Guitarrista Charlie Hunter toca em SP com Scott Amendola

Músico é um dos novos talentos mais destacados do instrumento

Entrevista com

Charlie Hunter

Jotabê Medeiros, O Estado de S. Paulo

07 de outubro de 2014 | 19h00

Um dos mais versáteis e virtuosos guitarristas do jazz da atualidade, Charlie Hunter, de 47 anos, apresenta-se nesta quarta-feira no Bourbon Street, em São Paulo. Ele toca acompanhado do baterista Scott Amendola, que conhece há 20 anos e com o qual já gravou três discos: Not Getting Behind is the New Getting Ahead (2012), Pucker (2013) e EPs: Cars/Williams/Porter/Ellington (2014). Também este ano, lançou com a cantora Dionne Farris o disco Dionne/Dionne, com o repertório de Dionne Warwick.

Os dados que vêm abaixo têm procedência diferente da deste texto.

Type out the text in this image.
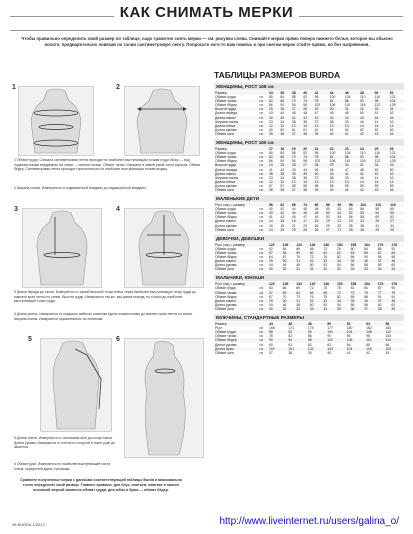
КАК СНИМАТЬ МЕРКИ
Чтобы правильно определить свой размер по таблице, надо грамотно снять мерки — см. рисунки слева. Снимайте мерки прямо поверх нижнего белья, которое вы обычно носите, предварительно повязав по талии сантиметровую ленту. Попросите кого-то вам помочь и при снятии мерок стойте прямо, но без напряжения.
1	2
1 Обхват груди. Сначала сантиметровая лента проходит по наиболее выступающим точкам груди сбоку — под подмышечными впадинами, на спине — немного выше. Обхват талии. Измерьте в самой узкой части корпуса. Обхват бёдер. Сантиметровая лента проходит горизонтально по наиболее выступающим точкам ягодиц.
2 Ширина спины. Измеряется от подмышечной впадины до подмышечной впадины.
3	4
3 Длина переда до талии. Измеряется от самой высокой точки плеча через наиболее выступающую точку груди до нижнего края ленты по талии. Высота груди. Измеряется так же, как длина переда, но только до наиболее выступающей точки груди.
4 Длина спины. Измеряется от седьмого шейного позвонка вдоль позвоночника до нижнего края ленты по талии. Ширина спины. Измеряется горизонтально по лопаткам.
5	6
5 Длина плеча. Измеряется от основания шеи до конца плеча. Длина рукава. Измеряется от плеча по согнутой в локте руке до запястья.
6 Обхват руки. Измеряется по наиболее выступающей части плеча, опущенной вдоль туловища.
Сравните полученные мерки с данными соответствующей таблицы Burda и максимально точно определите свой размер. Главное правило: для блуз, платьев, жакетов и пальто основной меркой является обхват груди, для юбок и брюк — обхват бёдер.
ТАБЛИЦЫ РАЗМЕРОВ BURDA
ЖЕНЩИНЫ, РОСТ 168 см
Размер		34	36	38	40	42	44	46	48	50	52
Обхват груди	см	80	84	88	92	96	100	104	110	116	122
Обхват талии	см	62	66	70	74	78	82	86	92	98	104
Обхват бёдер	см	86	90	94	98	102	106	110	116	122	128
Высота груди	см	25	26	27	28	29	30	31	32	33	34
Длина переда	см	43	44	45	46	47	48	49	50	51	52
Длина спины	см	40	40	41	41	42	42	43	43	44	44
Ширина спины	см	33	34	35	36	37	38	39	40	41	42
Длина плеча	см	12	12	12	13	13	13	13	14	14	14
Длина рукава	см	60	60	61	61	61	61	62	62	62	62
Обхват шеи	см	35	36	37	38	39	40	41	42	43	44
ЖЕНЩИНЫ, РОСТ 160 см
Размер		17	18	19	20	21	22	23	24	25	26
Обхват груди	см	80	84	88	92	96	100	104	110	116	122
Обхват талии	см	62	66	70	74	78	82	86	92	98	104
Обхват бёдер	см	86	90	94	98	102	106	110	116	122	128
Высота груди	см	24	25	26	27	28	29	30	31	32	33
Длина переда	см	41	42	43	44	45	46	47	48	49	50
Длина спины	см	38	38	39	39	40	40	41	41	42	42
Ширина спины	см	33	34	35	36	37	38	39	40	41	42
Длина плеча	см	12	12	12	13	13	13	13	14	14	14
Длина рукава	см	57	57	58	58	58	58	59	59	59	59
Обхват шеи	см	35	36	37	38	39	40	41	42	43	44
МАЛЕНЬКИЕ ДЕТИ
Рост (см) = размер		56	62	68	74	80	86	92	98	104	110	116
Обхват груди	см	40	42	44	46	48	50	52	54	56	58	60
Обхват талии	см	40	42	44	46	48	50	51	52	53	54	55
Обхват бёдер	см	41	43	45	47	49	52	54	56	58	60	62
Длина спины	см	14	15	16	17	18	19	21	23	24	26	27
Длина рукава	см	16	18	21	23	26	29	32	35	38	41	44
Обхват шеи	см	24	25	25	26	26	27	27	28	28	29	29
ДЕВОЧКИ, ДЕВУШКИ
Рост (см) = размер		122	128	134	140	146	152	158	164	170	176
Обхват груди	см	62	64	66	68	72	76	80	84	88	92
Обхват талии	см	57	58	59	60	61	62	63	65	67	69
Обхват бёдер	см	64	67	70	73	76	82	86	90	94	98
Длина спины	см	29	30	31	32	33	34	35	36	37	38
Длина рукава	см	44	46	48	50	52	54	56	58	59	60
Обхват шеи	см	30	30	31	31	32	32	33	33	34	34
МАЛЬЧИКИ, ЮНОШИ
Рост (см) = размер		122	128	134	140	146	152	158	164	170	176
Обхват груди	см	63	66	69	72	75	78	81	84	87	90
Обхват талии	см	57	60	63	66	69	72	72	75	77	79
Обхват бёдер	см	67	70	73	76	79	82	85	88	91	94
Длина спины	см	29	30	31	32	33	34	35	36	37	38
Длина рукава	см	44	46	48	50	52	54	56	58	60	62
Обхват шеи	см	30	31	32	33	34	35	36	37	38	39
МУЖЧИНЫ, СТАНДАРТНЫЕ РАЗМЕРЫ
Размер		44	46	48	50	52	54	56
Рост	см	168	171	174	177	180	182	184
Обхват груди	см	88	92	96	100	104	108	112
Обхват талии	см	78	82	86	90	94	98	104
Обхват бёдер	см	90	94	98	102	106	110	114
Длина рукава	см	60	61	62	63	64	65	66
Длина брюк	см	100	101	102	103	104	105	106
Обхват шеи	см	37	38	39	40	41	42	43
38 BURDA 1/2012	http://www.liveinternet.ru/users/galina_o/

Charlie é destemido. No recente disco com Amendola, emparelha em quatro EPs as canções da banda new wave The Cars com o country Hank Williams e os jazzistas Cole Porter e Duke Ellington. Tanto Charlie Hunter quanto sua parceira Dionne Farris militaram em grupos de hip hop, ela no Arrested Development e ele no The Disposable Heroes of Hiphoprisy.

Seu toque na guitarra, muito distinto e melodioso, se dedica a afrontar dogmas, algo que alguns chamam de pós-jazz, e esta noite o balanço do funk pode ser a tônica em São Paulo. Ele já tocou com o baterista Bernard Purdie, ex-sideman de Aretha Franklin, James Brown, B.B. King, Steely Dan e outros. Hunter falou ao Estado por telefone.

Ouvi uma composição sua com Mos Def chamada Street Sounds. É um samba, certo?

Totalmente. É um pouco uma versão americana do samba. Já toquei diversas vezes no Brasil. Toquei no ano passado com o grupo de Leo Gandelman. Tocamos no Auditório Ibirapuera, tocamos no Rio das Ostras Festival. Não sei se tenho um compositor favorito entre os brasileiros, gosto da música folclórica do Brasil, e também dos caras da Tropicália: Caetano e Gil. E Chico Buarque e Djavan. E da escola de samba tradicional, até toco um pouco de pandeiro.

Seu jeito de tocar é tido como moderno. É seu propósito quando grava rap, por exemplo?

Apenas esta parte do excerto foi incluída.